Sempre Bokuto e il Capitano da una parte, quel figlio di puttana del Ministro e il suo povero, innocente animaletto dall'altra.
Si avvicinano.
Passo dopo passo, la distanza fra loro diminuisce.
Il mio fiato s'interrompe.
Bokuto si ferma.
Sembra durare una vita, quest'attimo che in realtà scorre improvviso.
Mi sembra di guardarlo a rallentatore accadere di fronte ai miei occhi.
Si china.
Kō si china verso il suo cane, sgancia il guinzaglio, lo accarezza.
Poi credo che parli.
E non riesco a leggere le sue labbra e comunque non saprei farlo, l'immagine è troppo, troppo sgranata perché realmente intenda quel che dice, ma mi sembra di sentirlo ugualmente.
Dice il mio nome.
Dice al Capitano di venire da me.
E dopo quello che sembra un secolo, penso che il Capitano capisca.
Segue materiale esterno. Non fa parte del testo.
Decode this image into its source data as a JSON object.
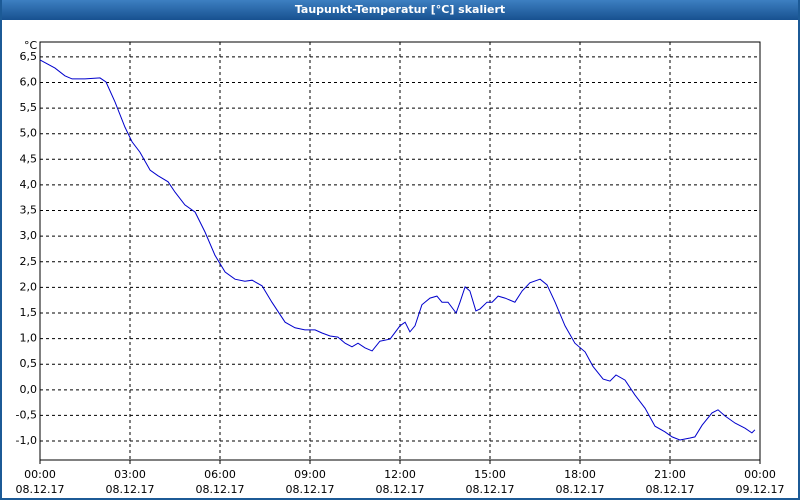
{
  "window_title": "Taupunkt-Temperatur [°C] skaliert",
  "chart_data": {
    "type": "line",
    "y_unit": "°C",
    "x": [
      0,
      0.5,
      0.83,
      1.07,
      1.5,
      2,
      2.2,
      2.5,
      2.83,
      3.07,
      3.33,
      3.67,
      3.93,
      4.27,
      4.5,
      4.83,
      5.17,
      5.5,
      5.83,
      6.17,
      6.5,
      6.83,
      7.07,
      7.4,
      7.73,
      8.17,
      8.5,
      8.83,
      9.17,
      9.4,
      9.67,
      9.93,
      10.17,
      10.4,
      10.6,
      10.83,
      11.07,
      11.33,
      11.67,
      12,
      12.17,
      12.33,
      12.5,
      12.73,
      13,
      13.23,
      13.4,
      13.6,
      13.87,
      14,
      14.17,
      14.33,
      14.53,
      14.67,
      14.9,
      15.07,
      15.27,
      15.5,
      15.83,
      16.07,
      16.33,
      16.67,
      16.9,
      17.17,
      17.5,
      17.83,
      18.17,
      18.43,
      18.77,
      19,
      19.2,
      19.5,
      19.83,
      20.17,
      20.5,
      20.83,
      21.07,
      21.33,
      21.67,
      21.83,
      22.07,
      22.4,
      22.6,
      22.83,
      23.17,
      23.5,
      23.73,
      23.83
    ],
    "series": [
      {
        "name": "Taupunkt-Temperatur",
        "color": "#0000cc",
        "values": [
          6.44,
          6.28,
          6.13,
          6.07,
          6.07,
          6.09,
          6.01,
          5.62,
          5.13,
          4.84,
          4.64,
          4.29,
          4.18,
          4.06,
          3.86,
          3.61,
          3.47,
          3.08,
          2.63,
          2.3,
          2.16,
          2.12,
          2.14,
          2.03,
          1.71,
          1.32,
          1.21,
          1.17,
          1.17,
          1.11,
          1.05,
          1.03,
          0.91,
          0.84,
          0.91,
          0.82,
          0.76,
          0.95,
          0.99,
          1.25,
          1.32,
          1.13,
          1.25,
          1.66,
          1.79,
          1.83,
          1.71,
          1.71,
          1.5,
          1.71,
          2.01,
          1.93,
          1.54,
          1.58,
          1.71,
          1.71,
          1.83,
          1.79,
          1.71,
          1.93,
          2.09,
          2.16,
          2.05,
          1.71,
          1.25,
          0.91,
          0.74,
          0.46,
          0.21,
          0.17,
          0.29,
          0.19,
          -0.1,
          -0.36,
          -0.71,
          -0.82,
          -0.92,
          -0.98,
          -0.94,
          -0.92,
          -0.69,
          -0.45,
          -0.39,
          -0.51,
          -0.65,
          -0.75,
          -0.84,
          -0.78
        ]
      }
    ],
    "xlim": [
      0,
      24
    ],
    "xticks": [
      {
        "value": 0,
        "label": "00:00",
        "sublabel": "08.12.17"
      },
      {
        "value": 3,
        "label": "03:00",
        "sublabel": "08.12.17"
      },
      {
        "value": 6,
        "label": "06:00",
        "sublabel": "08.12.17"
      },
      {
        "value": 9,
        "label": "09:00",
        "sublabel": "08.12.17"
      },
      {
        "value": 12,
        "label": "12:00",
        "sublabel": "08.12.17"
      },
      {
        "value": 15,
        "label": "15:00",
        "sublabel": "08.12.17"
      },
      {
        "value": 18,
        "label": "18:00",
        "sublabel": "08.12.17"
      },
      {
        "value": 21,
        "label": "21:00",
        "sublabel": "08.12.17"
      },
      {
        "value": 24,
        "label": "00:00",
        "sublabel": "09.12.17"
      }
    ],
    "ylim": [
      -1.37,
      6.79
    ],
    "yticks": [
      {
        "value": -1,
        "label": "-1,0"
      },
      {
        "value": -0.5,
        "label": "-0,5"
      },
      {
        "value": 0,
        "label": "0,0"
      },
      {
        "value": 0.5,
        "label": "0,5"
      },
      {
        "value": 1,
        "label": "1,0"
      },
      {
        "value": 1.5,
        "label": "1,5"
      },
      {
        "value": 2,
        "label": "2,0"
      },
      {
        "value": 2.5,
        "label": "2,5"
      },
      {
        "value": 3,
        "label": "3,0"
      },
      {
        "value": 3.5,
        "label": "3,5"
      },
      {
        "value": 4,
        "label": "4,0"
      },
      {
        "value": 4.5,
        "label": "4,5"
      },
      {
        "value": 5,
        "label": "5,0"
      },
      {
        "value": 5.5,
        "label": "5,5"
      },
      {
        "value": 6,
        "label": "6,0"
      },
      {
        "value": 6.5,
        "label": "6,5"
      }
    ],
    "grid": true
  }
}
La scena si svolge esattamente come me l'ero prefigurata nella mia mente.
Il cagnolino di Bokuto scodinzola, lecca la mano di Kō, poi annusa l'aria e sente lo scalpiccio delle zampe di qualcun altro, gira il muso, punta l'estraneo.
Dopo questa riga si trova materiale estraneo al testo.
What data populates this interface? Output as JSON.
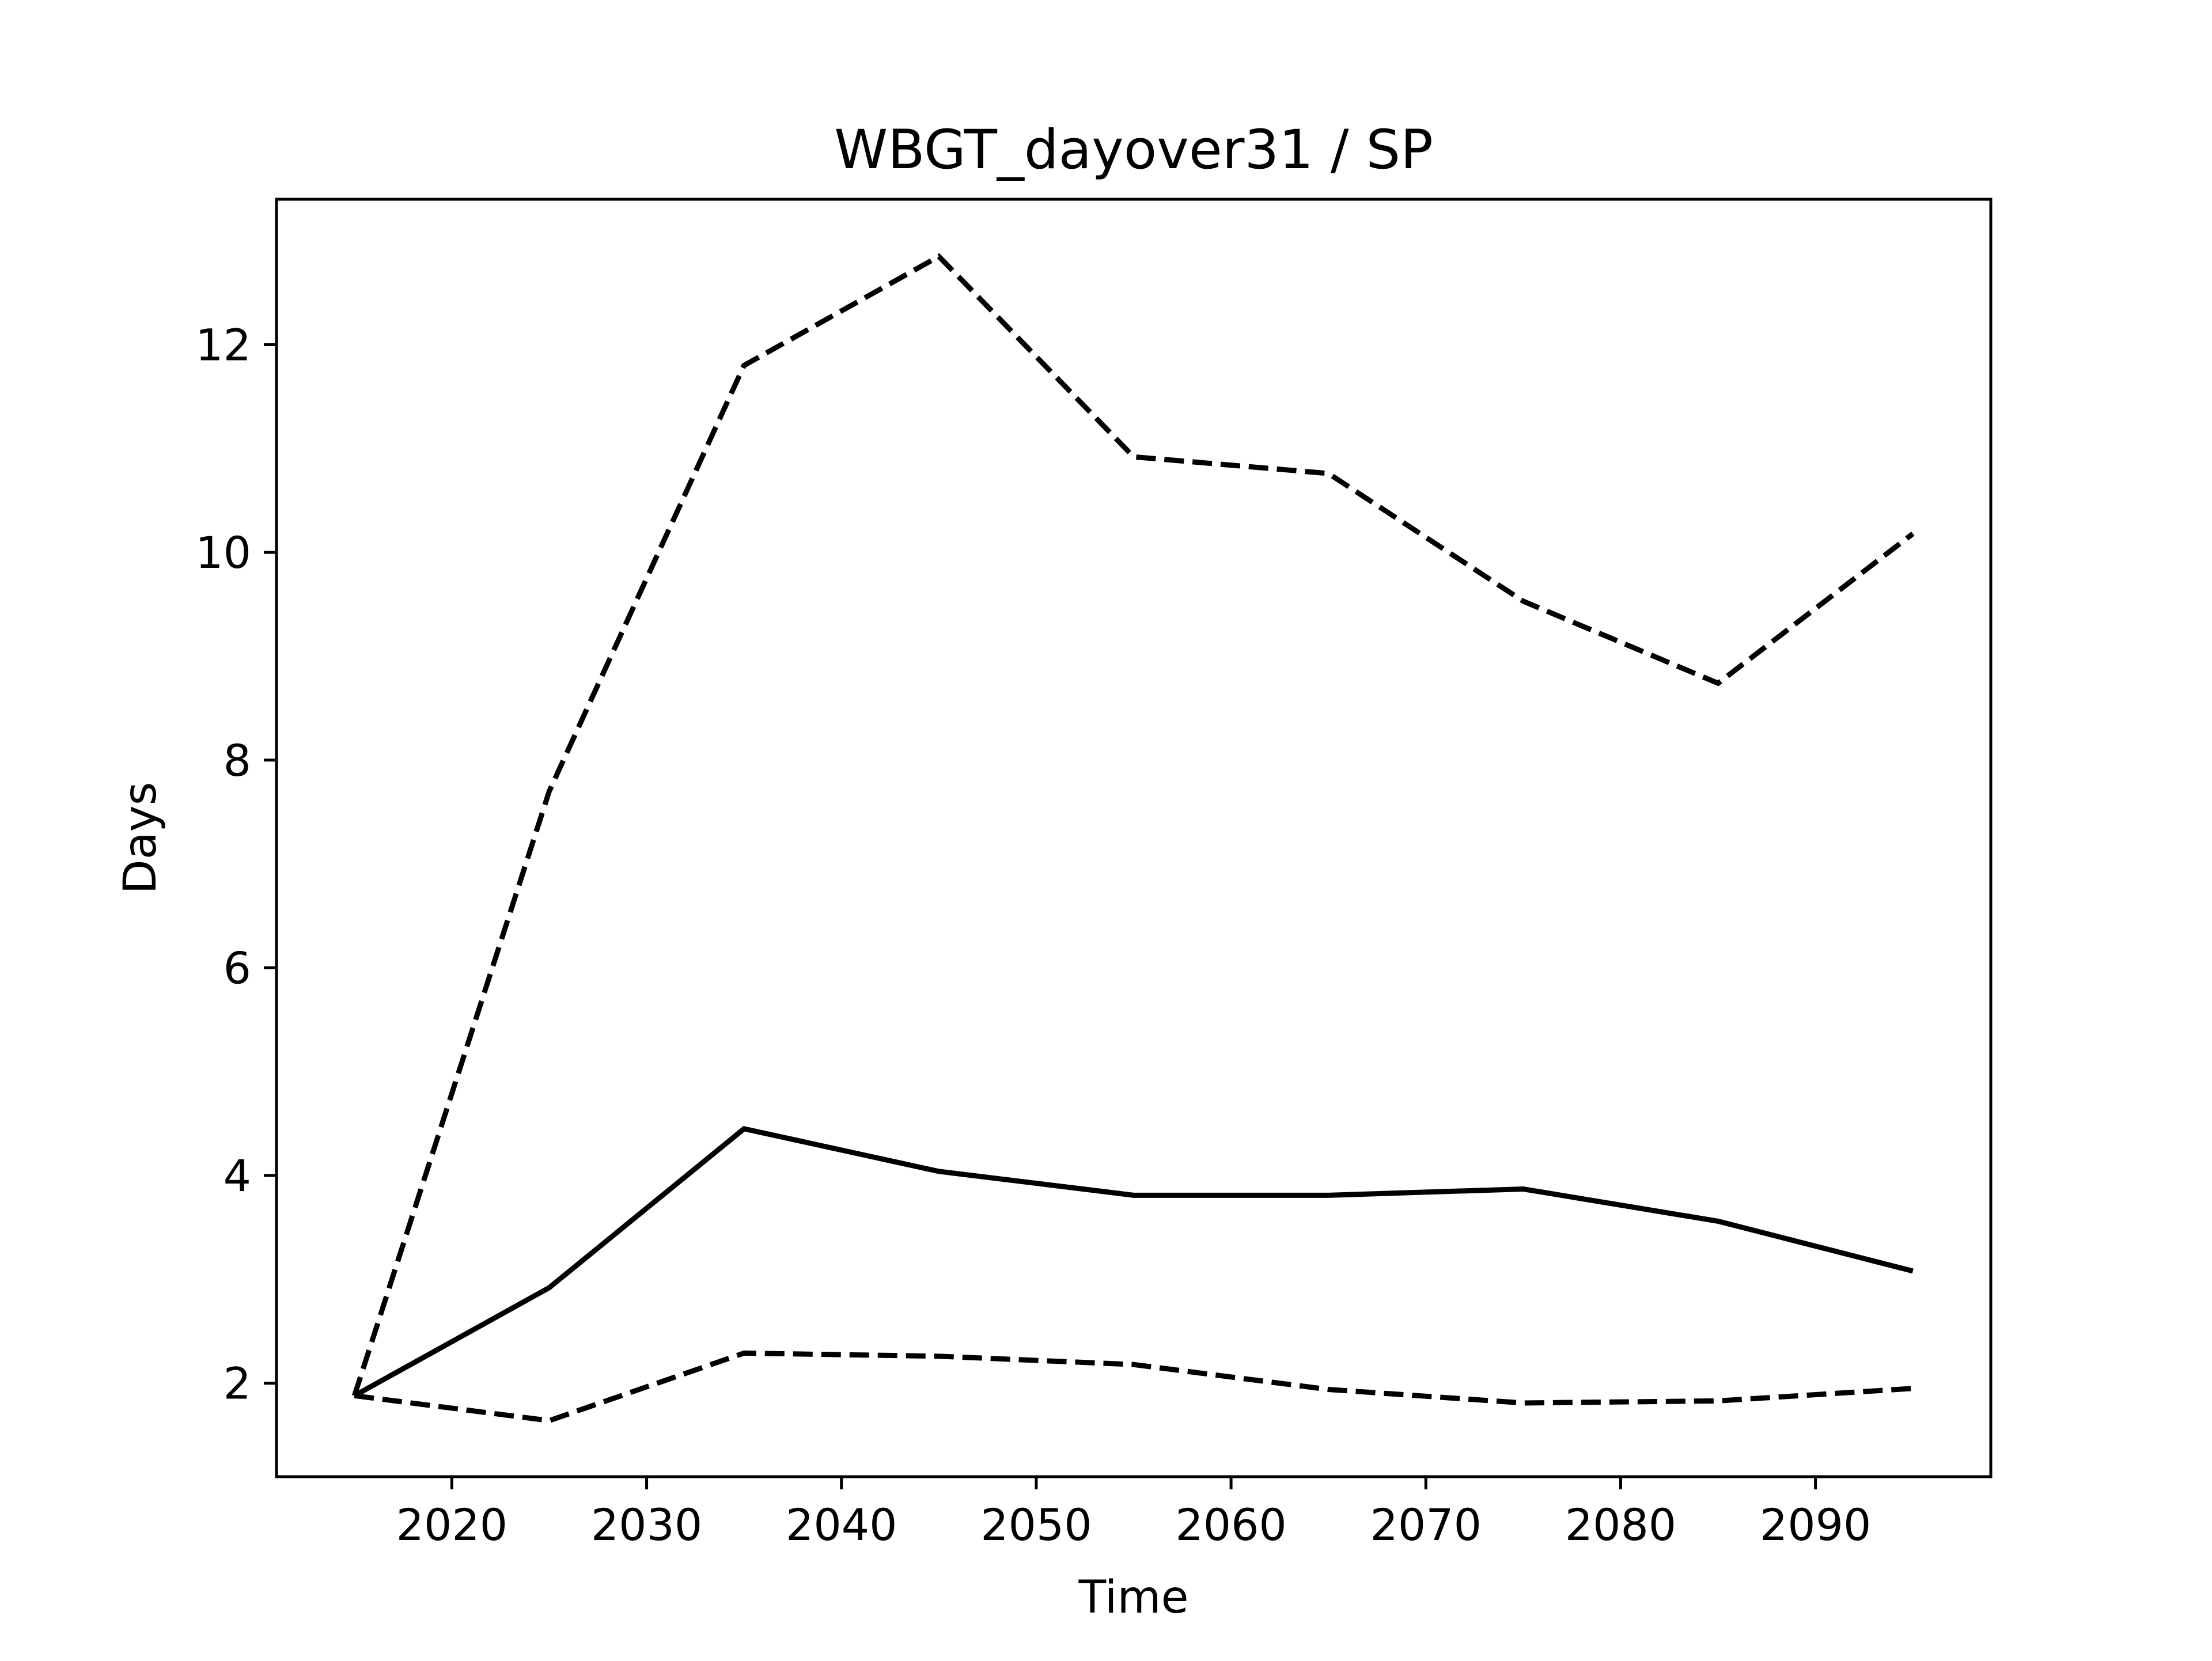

Non è un estraneo qualsiasi, però. È un estraneo ben preciso, uno che il Capitano conosce, uno che odia, che detesta.
Punta il piccolo Cavalier King a qualche metro da lui.
Eccolo là.
Il suo nemico.
Quella razza di cani che non sopporta.
Quella razza di cani che insegue sempre, che detesta, che proprio non riesce a farsi mandare giù.
Lo fa immediatamente.
Non aspetta.
È un cane, fa il cane, e fa il cane nel modo più perfetto, più giusto, più intelligente che potrebbe.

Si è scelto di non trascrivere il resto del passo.